A novel machine-learning model for identification of significant coronary artery disease
Gang Wang1 Ya Gao1 Feng Xu2 Jiali Wang2 Benteng Ma3 Genshan Ma4 Yong Xia3 5 Yuguo Chen2
1.Department of Emergency Medicine, the Second Affiliated Hospital, Xi’an Jiaotong University, Xi’an, China
2.Department of Emergency Medicine, Qilu Hospital, Shandong University, Jinan, China
3.Shaanxi Key Lab of Speech & Image Information Processing (SAIIP), School of Computer Science, Northwestern Polytechnical University, Xi’an, China
4.Department of Cardiology, Zhongda Hospital, Southeast University, Nanjing, China
5.Centre for Multidisciplinary Convergence Computing (CMCC), School of Computer Science, Northwestern Polytechnical University, Xi’an, China
Objectives: Significant coronary artery disease (sCAD) was defined as the presence of ≥50% luminal narrowing in any major epicardial coronary artery. Previous studies showed that patients with sCAD had higher all-cause mortality than patients without sCAD. In addition, coronary angiography (CAG) revealed up to half of patients with suspected CAD to have no significant stenosis in coronary arteries. Therefore, it is important to identify the patients with suspected CAD who are like to have sCAD prior to cardiac catheterizations are carried out. The goal of our study was to establish a bedside prediction model for the early distinction of sCAD using common laboratory test results only in machine learning models.
Methods: Patients with suspected CAD were recruited from the Second Affiliated Hospital, Xi’an Jiaotong University from 2010 to 2014 and undergoing CAG in the cardiac catheterization lab based on international guidelines. Those with disqualified CAG reports were excluded. Then laboratory results and CAG reports were collected for database setup, feature selection, model training and statistical assessment. The size and predictive power of the different lab marker combinations were tested in four classical classifiers including k-Nearest Neighbor, Decision Tree, Random Forest and Support Vector Machine (SVM) using Genetic algorithms. The area under the receiver operating characteristic (AUROC) was used for measuring the performance of the models.
Results: Based on whether major epicardial coronary artery had ≥50% stenosis, 1957 patients were divided into sCAD group (n=1442) and non-sCAD group (n=515). A total of 87 laboratory markers were input into the prediction model. Six types of optimal combinations (T1, T2,…, T6) were obtained, in which the number of selected lab markers ranged from one to six. From T1 to T6, the highest accuracy in each subset was 77.47%, 85.21%, 85.63%, 85.21%, 85.21% and 84.65%, respectively. Eventually, two combinations of three clinical laboratory markers in SVM model reached the highest accuracy (85.63%). Then ROC test revealed that the combination of platelet large cell ratio, prealbumin and cholinesterase presented the better performance in the prediction of sCAD patients with a higher AUROC (0.76).
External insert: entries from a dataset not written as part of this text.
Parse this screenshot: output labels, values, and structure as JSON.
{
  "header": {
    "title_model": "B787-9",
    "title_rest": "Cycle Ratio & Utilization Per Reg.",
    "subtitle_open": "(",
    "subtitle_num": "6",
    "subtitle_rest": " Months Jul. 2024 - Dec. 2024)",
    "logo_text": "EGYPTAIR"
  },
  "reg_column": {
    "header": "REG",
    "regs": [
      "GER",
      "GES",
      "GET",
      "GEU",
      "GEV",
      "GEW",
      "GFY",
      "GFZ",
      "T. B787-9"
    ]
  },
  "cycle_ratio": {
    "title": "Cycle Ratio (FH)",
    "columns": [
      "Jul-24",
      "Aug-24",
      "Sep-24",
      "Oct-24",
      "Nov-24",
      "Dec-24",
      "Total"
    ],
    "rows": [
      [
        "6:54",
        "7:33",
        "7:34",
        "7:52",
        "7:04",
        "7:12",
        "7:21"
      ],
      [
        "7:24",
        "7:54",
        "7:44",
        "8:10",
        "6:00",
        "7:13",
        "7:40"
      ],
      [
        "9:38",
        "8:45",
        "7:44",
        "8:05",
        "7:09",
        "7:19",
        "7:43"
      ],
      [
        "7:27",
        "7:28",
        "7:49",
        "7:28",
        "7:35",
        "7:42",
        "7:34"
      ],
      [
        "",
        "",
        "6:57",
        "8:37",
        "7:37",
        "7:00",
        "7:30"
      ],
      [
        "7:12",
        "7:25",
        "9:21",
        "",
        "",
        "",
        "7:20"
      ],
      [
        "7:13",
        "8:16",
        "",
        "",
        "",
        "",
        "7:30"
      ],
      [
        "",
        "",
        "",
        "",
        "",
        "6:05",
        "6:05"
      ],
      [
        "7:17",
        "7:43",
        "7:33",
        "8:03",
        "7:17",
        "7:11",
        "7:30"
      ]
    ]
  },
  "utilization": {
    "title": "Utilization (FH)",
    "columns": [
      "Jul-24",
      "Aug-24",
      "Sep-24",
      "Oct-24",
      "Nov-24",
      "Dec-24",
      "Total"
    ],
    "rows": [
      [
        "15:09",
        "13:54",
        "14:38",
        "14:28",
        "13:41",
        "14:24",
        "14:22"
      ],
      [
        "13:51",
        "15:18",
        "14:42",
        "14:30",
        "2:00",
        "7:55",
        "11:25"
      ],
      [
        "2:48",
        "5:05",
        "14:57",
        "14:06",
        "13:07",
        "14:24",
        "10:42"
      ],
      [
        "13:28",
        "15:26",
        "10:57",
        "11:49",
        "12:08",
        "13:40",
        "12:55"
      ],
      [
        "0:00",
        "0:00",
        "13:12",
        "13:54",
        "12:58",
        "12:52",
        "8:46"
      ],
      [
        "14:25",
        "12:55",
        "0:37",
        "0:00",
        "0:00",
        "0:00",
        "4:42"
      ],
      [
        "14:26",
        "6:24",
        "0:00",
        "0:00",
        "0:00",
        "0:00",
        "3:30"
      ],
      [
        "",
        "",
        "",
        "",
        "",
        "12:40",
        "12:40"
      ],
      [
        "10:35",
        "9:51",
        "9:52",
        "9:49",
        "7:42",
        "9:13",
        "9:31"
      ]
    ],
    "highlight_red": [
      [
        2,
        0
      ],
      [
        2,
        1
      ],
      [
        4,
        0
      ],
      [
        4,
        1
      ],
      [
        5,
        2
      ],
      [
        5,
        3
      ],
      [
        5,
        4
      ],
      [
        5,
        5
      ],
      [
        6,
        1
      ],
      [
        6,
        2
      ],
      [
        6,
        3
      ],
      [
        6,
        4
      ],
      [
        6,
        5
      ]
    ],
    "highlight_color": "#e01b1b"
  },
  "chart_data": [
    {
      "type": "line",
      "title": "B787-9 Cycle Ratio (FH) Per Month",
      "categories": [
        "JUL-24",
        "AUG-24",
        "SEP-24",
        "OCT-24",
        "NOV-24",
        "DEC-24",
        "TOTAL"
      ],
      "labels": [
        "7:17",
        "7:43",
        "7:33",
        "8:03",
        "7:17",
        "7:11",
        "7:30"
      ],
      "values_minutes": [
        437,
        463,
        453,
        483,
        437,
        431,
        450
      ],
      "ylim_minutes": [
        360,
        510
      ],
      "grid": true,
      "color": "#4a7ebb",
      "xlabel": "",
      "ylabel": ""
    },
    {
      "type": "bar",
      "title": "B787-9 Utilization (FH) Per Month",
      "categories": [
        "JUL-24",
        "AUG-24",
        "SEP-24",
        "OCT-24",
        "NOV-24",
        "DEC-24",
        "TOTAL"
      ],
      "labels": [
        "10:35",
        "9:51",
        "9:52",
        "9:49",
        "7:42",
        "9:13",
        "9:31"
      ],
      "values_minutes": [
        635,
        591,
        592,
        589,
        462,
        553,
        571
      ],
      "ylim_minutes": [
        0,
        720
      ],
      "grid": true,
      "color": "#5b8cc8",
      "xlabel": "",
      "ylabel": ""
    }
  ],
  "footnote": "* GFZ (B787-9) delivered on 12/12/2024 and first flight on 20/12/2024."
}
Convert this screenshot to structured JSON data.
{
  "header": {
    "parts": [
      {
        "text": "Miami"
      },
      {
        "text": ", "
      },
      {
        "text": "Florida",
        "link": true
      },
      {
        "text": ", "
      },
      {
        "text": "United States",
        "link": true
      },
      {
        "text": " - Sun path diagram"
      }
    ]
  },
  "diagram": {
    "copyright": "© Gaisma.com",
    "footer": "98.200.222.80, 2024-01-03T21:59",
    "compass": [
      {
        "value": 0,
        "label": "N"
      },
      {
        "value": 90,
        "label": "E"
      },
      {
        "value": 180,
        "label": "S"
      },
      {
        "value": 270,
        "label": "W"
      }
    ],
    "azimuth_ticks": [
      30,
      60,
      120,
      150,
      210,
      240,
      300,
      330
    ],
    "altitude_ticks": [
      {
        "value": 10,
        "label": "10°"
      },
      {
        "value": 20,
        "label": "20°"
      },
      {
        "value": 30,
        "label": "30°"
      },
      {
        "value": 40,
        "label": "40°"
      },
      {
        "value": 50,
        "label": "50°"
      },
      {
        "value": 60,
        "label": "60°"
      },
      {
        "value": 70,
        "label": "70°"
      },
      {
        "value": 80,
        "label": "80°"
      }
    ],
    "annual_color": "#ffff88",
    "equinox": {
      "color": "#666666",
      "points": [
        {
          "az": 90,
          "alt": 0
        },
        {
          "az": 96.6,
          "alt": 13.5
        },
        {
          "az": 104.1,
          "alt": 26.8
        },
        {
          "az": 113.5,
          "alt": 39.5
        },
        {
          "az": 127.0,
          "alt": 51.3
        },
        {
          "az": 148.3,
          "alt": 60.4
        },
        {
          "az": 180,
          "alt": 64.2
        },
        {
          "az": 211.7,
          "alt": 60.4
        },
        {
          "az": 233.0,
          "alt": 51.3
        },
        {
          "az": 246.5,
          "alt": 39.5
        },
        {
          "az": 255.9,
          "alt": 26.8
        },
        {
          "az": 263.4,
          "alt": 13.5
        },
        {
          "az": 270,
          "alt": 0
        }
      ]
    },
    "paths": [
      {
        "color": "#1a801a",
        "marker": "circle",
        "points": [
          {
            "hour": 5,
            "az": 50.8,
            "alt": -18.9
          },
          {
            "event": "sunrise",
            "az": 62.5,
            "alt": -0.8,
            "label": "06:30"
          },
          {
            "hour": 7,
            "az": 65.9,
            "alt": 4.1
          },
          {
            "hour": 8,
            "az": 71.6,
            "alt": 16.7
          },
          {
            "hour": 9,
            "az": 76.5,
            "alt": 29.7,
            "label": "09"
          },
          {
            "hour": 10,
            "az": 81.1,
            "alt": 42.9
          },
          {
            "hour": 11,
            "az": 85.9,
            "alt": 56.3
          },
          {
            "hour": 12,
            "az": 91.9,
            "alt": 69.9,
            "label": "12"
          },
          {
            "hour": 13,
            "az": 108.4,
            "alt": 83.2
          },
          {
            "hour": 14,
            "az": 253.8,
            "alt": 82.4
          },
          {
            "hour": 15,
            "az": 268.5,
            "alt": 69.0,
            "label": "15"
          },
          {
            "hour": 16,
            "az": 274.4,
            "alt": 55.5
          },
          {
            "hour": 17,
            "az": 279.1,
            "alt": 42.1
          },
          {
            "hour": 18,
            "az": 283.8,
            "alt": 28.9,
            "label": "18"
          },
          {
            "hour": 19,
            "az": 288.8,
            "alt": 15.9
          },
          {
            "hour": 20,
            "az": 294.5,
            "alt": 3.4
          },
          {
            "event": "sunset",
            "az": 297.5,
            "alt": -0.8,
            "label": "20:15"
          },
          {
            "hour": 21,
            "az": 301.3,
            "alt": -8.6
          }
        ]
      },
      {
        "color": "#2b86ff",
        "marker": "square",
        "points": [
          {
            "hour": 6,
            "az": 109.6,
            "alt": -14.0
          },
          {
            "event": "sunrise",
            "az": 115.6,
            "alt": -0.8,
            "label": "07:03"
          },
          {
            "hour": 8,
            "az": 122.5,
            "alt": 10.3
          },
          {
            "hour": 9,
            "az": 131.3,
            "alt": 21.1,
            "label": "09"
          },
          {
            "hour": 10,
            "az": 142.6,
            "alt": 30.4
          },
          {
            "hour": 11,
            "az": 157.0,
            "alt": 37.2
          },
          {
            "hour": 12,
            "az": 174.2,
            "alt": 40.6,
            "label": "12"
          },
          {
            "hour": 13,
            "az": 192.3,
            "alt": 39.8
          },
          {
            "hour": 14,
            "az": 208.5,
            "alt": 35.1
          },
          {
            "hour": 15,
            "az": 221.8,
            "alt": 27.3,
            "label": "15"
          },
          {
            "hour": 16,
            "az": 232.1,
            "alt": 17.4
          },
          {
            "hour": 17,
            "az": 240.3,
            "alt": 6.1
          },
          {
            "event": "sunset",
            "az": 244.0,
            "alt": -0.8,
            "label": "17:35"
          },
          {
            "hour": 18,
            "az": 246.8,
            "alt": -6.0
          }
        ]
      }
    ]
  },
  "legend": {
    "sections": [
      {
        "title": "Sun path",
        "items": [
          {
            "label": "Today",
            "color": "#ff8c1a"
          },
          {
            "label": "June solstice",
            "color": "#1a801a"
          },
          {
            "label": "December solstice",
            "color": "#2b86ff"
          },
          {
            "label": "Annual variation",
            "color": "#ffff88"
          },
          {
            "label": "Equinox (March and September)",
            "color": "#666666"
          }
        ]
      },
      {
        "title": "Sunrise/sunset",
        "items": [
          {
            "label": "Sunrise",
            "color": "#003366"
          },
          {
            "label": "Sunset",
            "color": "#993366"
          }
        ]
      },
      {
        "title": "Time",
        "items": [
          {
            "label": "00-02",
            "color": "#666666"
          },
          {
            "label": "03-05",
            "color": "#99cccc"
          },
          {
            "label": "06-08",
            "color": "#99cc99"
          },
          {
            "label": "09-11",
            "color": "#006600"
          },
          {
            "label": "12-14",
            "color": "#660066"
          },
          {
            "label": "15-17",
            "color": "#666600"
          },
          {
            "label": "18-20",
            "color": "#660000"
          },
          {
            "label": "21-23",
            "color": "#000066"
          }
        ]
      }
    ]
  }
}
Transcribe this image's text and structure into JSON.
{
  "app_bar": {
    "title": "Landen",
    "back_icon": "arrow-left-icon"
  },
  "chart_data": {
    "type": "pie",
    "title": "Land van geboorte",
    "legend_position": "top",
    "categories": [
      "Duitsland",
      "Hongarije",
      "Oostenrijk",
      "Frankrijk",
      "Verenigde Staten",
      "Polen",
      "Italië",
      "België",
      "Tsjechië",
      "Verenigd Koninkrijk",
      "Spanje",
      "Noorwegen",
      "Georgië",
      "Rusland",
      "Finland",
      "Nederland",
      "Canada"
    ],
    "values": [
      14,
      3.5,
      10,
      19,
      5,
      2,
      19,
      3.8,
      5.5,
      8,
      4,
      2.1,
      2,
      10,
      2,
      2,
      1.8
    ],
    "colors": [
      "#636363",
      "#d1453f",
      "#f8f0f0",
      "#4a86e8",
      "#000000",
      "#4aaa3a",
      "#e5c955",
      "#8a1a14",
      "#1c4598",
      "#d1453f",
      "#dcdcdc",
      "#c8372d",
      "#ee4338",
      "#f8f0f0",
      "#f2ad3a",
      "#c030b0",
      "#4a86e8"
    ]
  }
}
Conclusions: This is the first study to report that the combination of platelet large cell ratio, prealbumin and cholinesterase in SVM model could distinguish sCAD patients in clinics. It may serve as an early screening approach for evaluating the value of CAG in the future. The machine learning model and our results should be tested in a prospective observational study in the future.